The economic crisis is not over, yet it’s not too soon to begin exploring the following:
What did we get right? We certainly saw the residential real estate market as overheated and advised caution to clients, particularly in the most extended markets of Florida, Arizona, etc. We never bought a single sub-prime mortgage obligation or a collateralized debt obligation (CDO) prior to the credit crisis. We sold Washington Mutual generally in 2007 (well before its seizure by the FDIC in the fall of 2008). In 2006, we began diversifying into alternative investments (which declined less than traditional investments in 2008 and in the first quarter of 2009). In 2006, we identified “credit spreads” as being dangerously narrow. And as early as 2004, we began warning of the potential for below-average returns going forward in our investment policy statements.
What has been most frustrating? Hugely frustrating to us was that identifying the core problems in advance didn’t really help very much in the end because the credit crisis spread rapidly from its origins to virtually every aspect of markets and the economy. So much so that essentially every investment other than Treasury bonds was crushed.
Equally frustrating was that having patiently waited for a normal bear market sized decline in REITs in an effort to mitigate entry point risk, we initiated small REIT exposure (generally 5%) in 2008 just in time for massive, unprecedented declines that occurred in that normally subdued asset class in late 2008 and early 2009.
Generally, we’ve also been frustrated with floating rate corporate bonds. These are bonds that are protected from inflation since they pay a “floating” coupon equal to the inflation rate plus a specified additional rate. We purchased a significant amount of such bonds for tax free accounts at attractive yields. In the credit crunch, liquidity for these bonds, in particular, dried up and prices fell significantly (in large part due to the demise of Bear Stearns and Lehman Brothers, two large bond dealers), even though they have all continued to pay timely interest. We are comfortable that each bond will continue to pay and that returns from here out will be well above average, but we have been frustrated that the purchase of floating rate bonds which was done to reduce portfolio risk actually had the opposite short term effect.
What have we learned? With respect to bonds, 2008 was nothing less than a paradigm-shifting year. The divergence between Treasuries (which did well) and essentially everything else (which performed horribly) was many times larger than any that we had experienced in more than 25 years of career investment management experience, and was well outside the range of experience in all the historical data we have carefully reviewed. What we gained is a much greater appreciation of the risk control and liquidity benefits of credit risk-free bonds (Treasuries, TIPs, and GNMAs). Similarly, we also gained a greater appreciation of the risk control benefits of sector diversification within bond portfolios.

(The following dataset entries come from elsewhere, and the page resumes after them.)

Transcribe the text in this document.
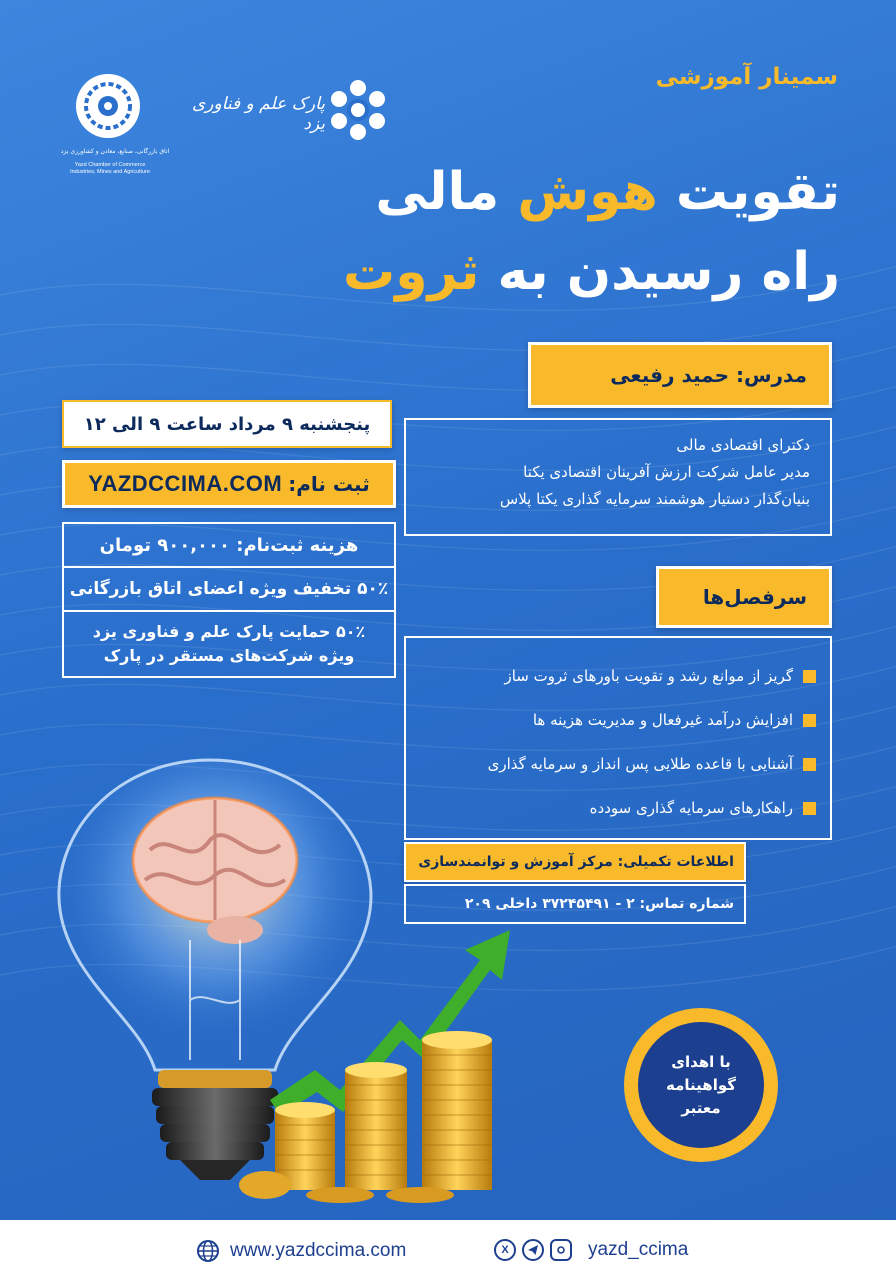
اتاق بازرگانی، صنایع، معادن و کشاورزی یزد
Yazd Chamber of Commerce Industries, Mines and Agriculture
پارک علم و فناوری یزد
سمینار آموزشی
تقویت هوش مالی
راه رسیدن به ثروت
مدرس: حمید رفیعی
دکترای اقتصادی مالی
مدیر عامل شرکت ارزش آفرینان اقتصادی یکتا
بنیان‌گذار دستیار هوشمند سرمایه گذاری یکتا پلاس
سرفصل‌ها
گریز از موانع رشد و تقویت باورهای ثروت ساز
افزایش درآمد غیرفعال و مدیریت هزینه ها
آشنایی با قاعده طلایی پس انداز و سرمایه گذاری
راهکارهای سرمایه گذاری سودده
اطلاعات تکمیلی: مرکز آموزش و توانمندسازی
شماره تماس: ۲ - ۳۷۲۴۵۴۹۱ داخلی ۲۰۹
پنجشنبه ۹ مرداد ساعت ۹ الی ۱۲
ثبت نام:
YAZDCCIMA.COM
هزینه ثبت‌نام: ۹۰۰,۰۰۰ تومان
۵۰٪ تخفیف ویژه اعضای اتاق بازرگانی
۵۰٪ حمایت پارک علم و فناوری یزد
ویژه شرکت‌های مستقر در پارک
با اهدای
گواهینامه
معتبر
www.yazdccima.com	X	yazd_ccima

Beyond that, every market decline raises investor awareness of their own risk tolerances and allows us to learn more about appropriate asset allocation in their specific case. This period has, of course, produced more of that than normal, and we’ve identified a number of clients whom we believe are candidates for reducing risk exposure when conditions are less extreme.
What have we changed? We added two somewhat more sophisticated tools in our evaluation of alternative investments: one measuring tendency to “skewness” in returns, and another measuring correlation with traditional balanced assets rather than with stocks alone. That has resulted in one implemented and two yet to be implemented changes in our selection of absolute return investments, and in a slightly greater target allocation to gold and managed futures relative to diversified long-only commodities investments.
The most significant change remains in the future: our bond portfolios for tax free accounts will hold a larger portion in credit risk free bonds (Treasuries, TIPs, or GNMAs). Treasuries are the only asset class that currently exhibit “bubble” characteristics, so the right shift in the long term appears to be exactly the wrong direction to move in the near term.
We’ve also made a certain number of mistakes. We always will. That’s inevitable. And we’ve made plenty in the past 18 months or so (with lots of company). There are not necessarily lessons to be learned in every mistake (other than to confirm that which needs no confirmation: fallibility). But we always seek “continuous improvement”, and some mistakes do in fact contain lessons. The passage of time and the unfolding of new data always provide the potential for evolving conclusions about optimum portfolio construction. In our view, the unprecedented nature of much that occurred lately has propelled that evolutionary process forward much faster than we’ve ever experienced.